Circle's USYC asset management scale has surpassed $3 billion, becoming the world's largest tokenized money market fund. This is not just a number but also signifies that the on-chain collateral market is undergoing a structural transformation.


USYC essentially tokenizes short-term U.S. Treasuries and repurchase agreements, allowing institutions to hold and trade yield-bearing assets on the blockchain.
The $3 billion scale indicates that Wall Street is voting with its feet, bringing traditional liquidity management tools onto the blockchain.
The driving force behind this is the shift of the RWA narrative from concept to implementation.
Institutions are no longer satisfied with ETF exposure but are pursuing native on-chain yields.
USYC, as collateral, is widely used in DeFi and CeFi, creating a positive cycle: the larger the scale, the deeper the liquidity, and the broader the adoption.

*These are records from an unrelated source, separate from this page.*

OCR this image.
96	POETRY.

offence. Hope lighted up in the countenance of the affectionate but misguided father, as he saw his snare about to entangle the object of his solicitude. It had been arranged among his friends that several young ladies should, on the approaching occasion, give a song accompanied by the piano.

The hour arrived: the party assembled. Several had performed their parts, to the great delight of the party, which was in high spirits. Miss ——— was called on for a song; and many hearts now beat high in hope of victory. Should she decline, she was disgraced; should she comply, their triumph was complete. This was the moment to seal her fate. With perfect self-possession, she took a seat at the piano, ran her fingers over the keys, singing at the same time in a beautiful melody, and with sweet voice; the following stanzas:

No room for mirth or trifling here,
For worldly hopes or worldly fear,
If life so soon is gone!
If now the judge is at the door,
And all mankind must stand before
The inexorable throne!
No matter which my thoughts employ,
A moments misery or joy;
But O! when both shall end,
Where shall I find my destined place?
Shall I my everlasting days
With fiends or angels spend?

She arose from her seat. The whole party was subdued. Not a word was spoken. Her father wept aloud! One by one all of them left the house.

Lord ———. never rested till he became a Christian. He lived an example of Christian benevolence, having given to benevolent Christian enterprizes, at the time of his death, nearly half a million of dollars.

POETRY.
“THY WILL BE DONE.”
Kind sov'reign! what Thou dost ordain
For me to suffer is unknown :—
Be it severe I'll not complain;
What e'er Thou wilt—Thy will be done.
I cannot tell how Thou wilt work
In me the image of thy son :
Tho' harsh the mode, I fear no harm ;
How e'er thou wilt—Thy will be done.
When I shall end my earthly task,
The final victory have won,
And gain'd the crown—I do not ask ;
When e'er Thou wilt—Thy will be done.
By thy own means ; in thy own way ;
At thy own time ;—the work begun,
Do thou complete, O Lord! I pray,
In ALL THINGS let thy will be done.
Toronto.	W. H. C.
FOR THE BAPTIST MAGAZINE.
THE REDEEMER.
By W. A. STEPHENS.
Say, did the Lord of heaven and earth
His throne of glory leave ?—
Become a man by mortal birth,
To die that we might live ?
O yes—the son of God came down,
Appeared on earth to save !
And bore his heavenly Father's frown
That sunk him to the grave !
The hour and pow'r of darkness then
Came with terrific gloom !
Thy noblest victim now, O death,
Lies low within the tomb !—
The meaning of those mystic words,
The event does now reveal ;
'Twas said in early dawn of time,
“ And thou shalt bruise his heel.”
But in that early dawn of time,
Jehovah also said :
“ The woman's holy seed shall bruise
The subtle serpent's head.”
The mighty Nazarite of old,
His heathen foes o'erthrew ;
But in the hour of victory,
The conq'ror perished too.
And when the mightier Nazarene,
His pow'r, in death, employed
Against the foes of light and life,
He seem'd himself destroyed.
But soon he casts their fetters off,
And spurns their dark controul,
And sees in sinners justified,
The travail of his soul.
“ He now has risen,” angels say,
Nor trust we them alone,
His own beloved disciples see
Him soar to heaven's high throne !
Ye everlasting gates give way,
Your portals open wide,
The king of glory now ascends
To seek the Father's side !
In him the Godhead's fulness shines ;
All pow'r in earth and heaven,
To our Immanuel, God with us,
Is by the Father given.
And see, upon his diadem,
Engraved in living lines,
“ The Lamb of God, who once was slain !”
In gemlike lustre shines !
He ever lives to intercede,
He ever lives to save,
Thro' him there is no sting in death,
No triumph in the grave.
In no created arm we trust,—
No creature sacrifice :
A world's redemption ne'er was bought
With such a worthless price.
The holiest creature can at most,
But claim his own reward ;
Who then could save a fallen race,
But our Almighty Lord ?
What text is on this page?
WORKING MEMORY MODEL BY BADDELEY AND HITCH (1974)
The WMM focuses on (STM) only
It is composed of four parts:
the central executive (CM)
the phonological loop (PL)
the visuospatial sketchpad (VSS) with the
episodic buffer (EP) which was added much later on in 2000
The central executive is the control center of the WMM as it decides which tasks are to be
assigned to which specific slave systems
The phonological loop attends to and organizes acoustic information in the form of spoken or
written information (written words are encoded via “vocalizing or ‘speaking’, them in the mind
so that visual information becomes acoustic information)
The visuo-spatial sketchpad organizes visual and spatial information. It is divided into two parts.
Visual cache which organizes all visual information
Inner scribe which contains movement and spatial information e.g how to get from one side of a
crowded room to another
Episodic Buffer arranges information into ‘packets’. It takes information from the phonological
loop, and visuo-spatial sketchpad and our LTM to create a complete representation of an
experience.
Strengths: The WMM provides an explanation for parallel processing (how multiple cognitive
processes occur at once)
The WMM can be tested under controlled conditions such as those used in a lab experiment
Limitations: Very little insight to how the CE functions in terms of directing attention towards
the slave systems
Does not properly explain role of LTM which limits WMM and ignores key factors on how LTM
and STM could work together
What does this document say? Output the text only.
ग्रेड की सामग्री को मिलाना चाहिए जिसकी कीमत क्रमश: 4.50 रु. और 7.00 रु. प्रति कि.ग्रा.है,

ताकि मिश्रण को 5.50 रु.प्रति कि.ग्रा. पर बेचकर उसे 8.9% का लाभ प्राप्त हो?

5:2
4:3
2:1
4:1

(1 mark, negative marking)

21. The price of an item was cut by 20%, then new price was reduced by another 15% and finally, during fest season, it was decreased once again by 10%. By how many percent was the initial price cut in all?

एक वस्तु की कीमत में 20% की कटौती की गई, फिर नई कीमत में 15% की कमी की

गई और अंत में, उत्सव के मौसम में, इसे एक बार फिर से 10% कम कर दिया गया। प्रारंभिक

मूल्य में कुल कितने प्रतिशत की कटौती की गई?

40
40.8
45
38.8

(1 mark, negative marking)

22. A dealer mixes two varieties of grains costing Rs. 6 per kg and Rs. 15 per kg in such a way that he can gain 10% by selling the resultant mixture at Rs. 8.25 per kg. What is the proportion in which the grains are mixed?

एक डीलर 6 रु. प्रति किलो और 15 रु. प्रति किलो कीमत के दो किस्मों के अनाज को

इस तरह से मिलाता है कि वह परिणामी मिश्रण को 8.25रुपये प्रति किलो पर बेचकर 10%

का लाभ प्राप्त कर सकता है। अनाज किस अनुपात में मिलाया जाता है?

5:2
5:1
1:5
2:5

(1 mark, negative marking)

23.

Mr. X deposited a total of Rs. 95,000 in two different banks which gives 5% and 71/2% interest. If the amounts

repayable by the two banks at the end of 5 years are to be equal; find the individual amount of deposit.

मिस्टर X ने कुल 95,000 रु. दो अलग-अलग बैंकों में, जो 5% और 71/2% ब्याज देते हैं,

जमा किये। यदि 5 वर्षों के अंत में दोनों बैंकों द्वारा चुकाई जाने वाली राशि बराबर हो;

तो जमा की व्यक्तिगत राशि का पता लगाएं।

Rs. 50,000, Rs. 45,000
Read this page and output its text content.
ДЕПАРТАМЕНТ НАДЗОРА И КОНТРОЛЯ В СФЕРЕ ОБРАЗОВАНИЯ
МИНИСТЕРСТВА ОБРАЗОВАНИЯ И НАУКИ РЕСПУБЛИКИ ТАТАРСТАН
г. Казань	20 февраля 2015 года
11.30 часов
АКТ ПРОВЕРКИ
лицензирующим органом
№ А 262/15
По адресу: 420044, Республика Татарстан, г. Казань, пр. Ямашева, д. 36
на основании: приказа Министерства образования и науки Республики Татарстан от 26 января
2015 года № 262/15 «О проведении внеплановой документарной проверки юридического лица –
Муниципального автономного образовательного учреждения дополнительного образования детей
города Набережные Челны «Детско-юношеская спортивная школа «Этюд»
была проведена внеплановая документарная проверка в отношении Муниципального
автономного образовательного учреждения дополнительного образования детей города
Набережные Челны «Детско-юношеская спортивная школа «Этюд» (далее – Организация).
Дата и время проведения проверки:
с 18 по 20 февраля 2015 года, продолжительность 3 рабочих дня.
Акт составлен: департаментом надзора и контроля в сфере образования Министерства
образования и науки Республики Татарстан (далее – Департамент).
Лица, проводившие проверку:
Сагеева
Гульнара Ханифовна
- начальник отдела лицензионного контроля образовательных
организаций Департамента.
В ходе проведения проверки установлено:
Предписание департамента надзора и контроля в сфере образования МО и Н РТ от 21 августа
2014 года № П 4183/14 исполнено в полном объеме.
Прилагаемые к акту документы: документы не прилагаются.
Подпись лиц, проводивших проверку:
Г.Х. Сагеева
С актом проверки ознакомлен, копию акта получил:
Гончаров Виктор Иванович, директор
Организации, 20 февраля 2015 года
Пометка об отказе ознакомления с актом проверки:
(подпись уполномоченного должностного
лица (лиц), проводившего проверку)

But risks must be watched: tokenized money market funds still rely on the creditworthiness of underlying U.S. Treasuries.
If interest rates fluctuate sharply or credit events occur, the on-chain version will face redemption pressures as well.
Additionally, regulatory uncertainties—such as the UK’s proposed ban on non-custodial stablecoins—could indirectly impact USYC’s compliance pathway.
The current signal is: on-chain financial pipelines are being rewritten, but whether the pipeline materials are strong enough remains to be tested over time.